The logical model of shared memory as a 2D array runs into complications as it misses the key that each bank can access a different row. It may be better to think of it as 32 (banks=column) separate arrays of N 32-bit value (1-wide row). On each cycle each bank can read/write one of the N values. The three key elements to shared memory are:
- Conflict resolver - Each cycle the resolver determines the maximum set of threads that can read banks without a conflict.
- Banks - 32 independent 32-bit wide banks.
- Crossbar - Allows each warp lane to select any one of the 32 banks.
EXAMPLE : Load from Shared Memory
- The shared memory unit receives a load instruction from a SM sub-partition. The unit removes all inactive threads (lanes) and all threads (lanes) that are predicated off from further processing.
- If instruction uses generic address (LD, ST, ATOM) then convert from 32-bit or 64-bit generic address to shared memory offset by subtracting the generic shared memory window base address.
- For all valid lanes check offset is with valid shared memory size. If any address is out of bounds then throw hardware exception.
- For all valid lanes calculate the bank = (offset >> 2) & 0x1F
offset[1:0] is the byte offset in the bank
offset[6:2] is the bank #
offset[n:7] is the bank row - For all valid lanes calculate the bank row = (offset & !0x3F)
- RESOLVER while (valid_lanes) // create wavefronts until all valid lanes have access shared memory
// for 32-bit read/write this will at worst be 32 loop iterations
6a. From lowest valid lane (thread) to highest set banks
uint32_t valid_lanes = STEP1
uint32_t lane_bank[MAX_LANES] = STEP4
uint32_t lane_bank_row[MAX_LANES] = STEP5
uint32_t bank_row[MAX_BANKS] = {UNDEFINED}
for (i = 0; i < MAX_LANES; ++i)
{
bank = lane_bank[i]
row = lane_bank_rows[i]
uint32_t bank_lane_mask[MAX_BANKS] = 0
if (bank_row[bank] == UNDEFINED // first lane to access bank
|| bank_row[bank] == row) // !first lane but matching row
{
bank_row[bank] = row;
bank_lane_mask[bank] |= 1 << i;
// remove lane from valid lanes as it will be completed this wavefronts
valid_lanes &= ~(1 << i);
}
}
6b. BANKS Each bank reads 32-bits from bank_row.
6c. CROSSBAR The shared memory crossbar is configured to output the bank data to the correct threads defined by the bank_lane_masks.
6d. The per thread data is written to a per sub-partition FIFO. The FIFO data is written back to the sub-partition register file.
6e. When all data has reached the register file the instruction is marked as retired. This step will also resolve any scoreboard blocking dependent instructions.
The shared memory unit processes warp instructions.
Supporting …
- More banks would increase the area and latency of both the resolver and crossbar. The write and read path is multiples of 32-bits (matching registers).

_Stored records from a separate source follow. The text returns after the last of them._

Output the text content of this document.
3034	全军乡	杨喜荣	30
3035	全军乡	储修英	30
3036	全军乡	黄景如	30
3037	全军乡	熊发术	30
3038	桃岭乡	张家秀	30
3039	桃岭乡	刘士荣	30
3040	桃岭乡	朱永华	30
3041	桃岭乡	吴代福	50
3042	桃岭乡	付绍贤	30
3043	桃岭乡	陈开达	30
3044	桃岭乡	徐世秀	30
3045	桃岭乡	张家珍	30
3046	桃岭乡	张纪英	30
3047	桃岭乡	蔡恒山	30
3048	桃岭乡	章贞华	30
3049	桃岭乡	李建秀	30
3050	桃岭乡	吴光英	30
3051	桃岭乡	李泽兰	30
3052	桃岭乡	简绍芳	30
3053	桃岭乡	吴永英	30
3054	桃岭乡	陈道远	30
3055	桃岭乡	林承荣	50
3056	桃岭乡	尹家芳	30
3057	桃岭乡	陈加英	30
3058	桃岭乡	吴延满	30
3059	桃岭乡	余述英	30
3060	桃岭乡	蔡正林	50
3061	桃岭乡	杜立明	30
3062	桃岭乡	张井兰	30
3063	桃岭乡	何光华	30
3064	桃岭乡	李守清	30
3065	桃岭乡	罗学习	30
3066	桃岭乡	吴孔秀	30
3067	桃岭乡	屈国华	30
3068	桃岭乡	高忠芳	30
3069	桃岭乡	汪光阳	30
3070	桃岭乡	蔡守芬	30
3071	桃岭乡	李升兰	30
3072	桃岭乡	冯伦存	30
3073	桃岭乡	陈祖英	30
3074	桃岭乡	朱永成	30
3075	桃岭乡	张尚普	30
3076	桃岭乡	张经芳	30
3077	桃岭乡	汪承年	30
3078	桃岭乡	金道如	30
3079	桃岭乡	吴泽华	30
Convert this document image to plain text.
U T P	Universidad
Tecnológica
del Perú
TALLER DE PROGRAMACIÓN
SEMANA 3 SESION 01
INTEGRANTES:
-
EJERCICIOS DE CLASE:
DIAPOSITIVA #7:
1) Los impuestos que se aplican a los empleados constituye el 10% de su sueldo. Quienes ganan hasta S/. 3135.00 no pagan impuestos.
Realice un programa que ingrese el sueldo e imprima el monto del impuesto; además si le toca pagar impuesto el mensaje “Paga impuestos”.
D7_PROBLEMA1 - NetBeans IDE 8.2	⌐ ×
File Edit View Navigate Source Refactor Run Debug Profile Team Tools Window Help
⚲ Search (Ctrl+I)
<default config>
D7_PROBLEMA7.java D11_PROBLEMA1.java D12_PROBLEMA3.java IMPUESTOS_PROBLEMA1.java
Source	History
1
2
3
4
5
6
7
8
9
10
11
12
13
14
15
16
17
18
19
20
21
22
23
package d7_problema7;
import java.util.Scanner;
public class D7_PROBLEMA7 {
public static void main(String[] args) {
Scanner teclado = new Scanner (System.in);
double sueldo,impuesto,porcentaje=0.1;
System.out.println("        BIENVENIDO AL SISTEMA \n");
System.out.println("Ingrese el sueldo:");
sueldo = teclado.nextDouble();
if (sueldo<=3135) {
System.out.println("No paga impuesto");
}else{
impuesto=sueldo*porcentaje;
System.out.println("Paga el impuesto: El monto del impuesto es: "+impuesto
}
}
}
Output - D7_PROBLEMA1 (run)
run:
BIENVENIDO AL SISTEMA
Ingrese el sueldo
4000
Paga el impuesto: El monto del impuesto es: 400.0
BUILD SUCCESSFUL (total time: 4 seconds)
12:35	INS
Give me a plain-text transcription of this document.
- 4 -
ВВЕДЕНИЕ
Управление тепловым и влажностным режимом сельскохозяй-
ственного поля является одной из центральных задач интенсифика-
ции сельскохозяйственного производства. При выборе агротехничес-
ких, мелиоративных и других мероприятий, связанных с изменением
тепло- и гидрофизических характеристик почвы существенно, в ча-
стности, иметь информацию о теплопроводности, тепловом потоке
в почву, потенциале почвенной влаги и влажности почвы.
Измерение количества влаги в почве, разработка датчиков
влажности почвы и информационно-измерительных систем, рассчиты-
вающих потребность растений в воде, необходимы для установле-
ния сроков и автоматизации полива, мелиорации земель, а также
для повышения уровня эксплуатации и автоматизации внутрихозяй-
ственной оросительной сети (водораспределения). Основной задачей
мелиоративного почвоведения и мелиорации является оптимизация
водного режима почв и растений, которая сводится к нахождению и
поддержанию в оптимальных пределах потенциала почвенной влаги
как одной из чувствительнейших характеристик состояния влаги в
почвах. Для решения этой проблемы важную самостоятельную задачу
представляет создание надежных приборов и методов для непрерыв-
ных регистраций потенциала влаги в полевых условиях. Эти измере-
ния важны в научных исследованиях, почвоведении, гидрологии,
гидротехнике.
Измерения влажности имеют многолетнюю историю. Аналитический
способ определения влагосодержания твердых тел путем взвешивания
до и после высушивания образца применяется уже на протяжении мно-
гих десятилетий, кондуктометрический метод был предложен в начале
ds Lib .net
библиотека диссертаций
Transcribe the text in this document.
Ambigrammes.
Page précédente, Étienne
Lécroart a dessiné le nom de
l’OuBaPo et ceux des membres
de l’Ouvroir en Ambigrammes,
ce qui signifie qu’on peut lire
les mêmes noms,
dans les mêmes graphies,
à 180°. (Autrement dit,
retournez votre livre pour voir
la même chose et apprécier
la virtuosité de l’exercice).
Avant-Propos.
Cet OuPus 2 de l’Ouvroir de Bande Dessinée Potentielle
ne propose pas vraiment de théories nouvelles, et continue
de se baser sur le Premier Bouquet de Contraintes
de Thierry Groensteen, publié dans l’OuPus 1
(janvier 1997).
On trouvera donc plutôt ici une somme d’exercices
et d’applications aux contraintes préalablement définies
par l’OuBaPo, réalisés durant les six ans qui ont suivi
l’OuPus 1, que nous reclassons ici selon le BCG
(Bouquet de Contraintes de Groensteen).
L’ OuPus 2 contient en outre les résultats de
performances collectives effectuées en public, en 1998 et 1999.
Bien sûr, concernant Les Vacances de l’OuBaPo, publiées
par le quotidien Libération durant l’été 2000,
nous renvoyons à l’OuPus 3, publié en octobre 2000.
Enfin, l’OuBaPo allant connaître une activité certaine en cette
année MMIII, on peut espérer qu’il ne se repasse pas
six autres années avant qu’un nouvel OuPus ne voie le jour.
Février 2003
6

- Multiple warps would greatly increase the complexity of crossbar as the instruction meta data for sub-partition and RF location would need to be per lane.
- Multiple warps would greatly increase the implementation details of store conflicts and atomics.
- Multiple warps will greatly increase bank arbitration conflicts. On GV100+ the shared memory, load/store, and texture path all use the same SRAM so there is already bank arbitration by multiple clients.
All access are 32-bit. 64-bit is just 2 banks of 32-bit. The truncation and shift to 8-bit or 16-bit value can be done in the write-back path.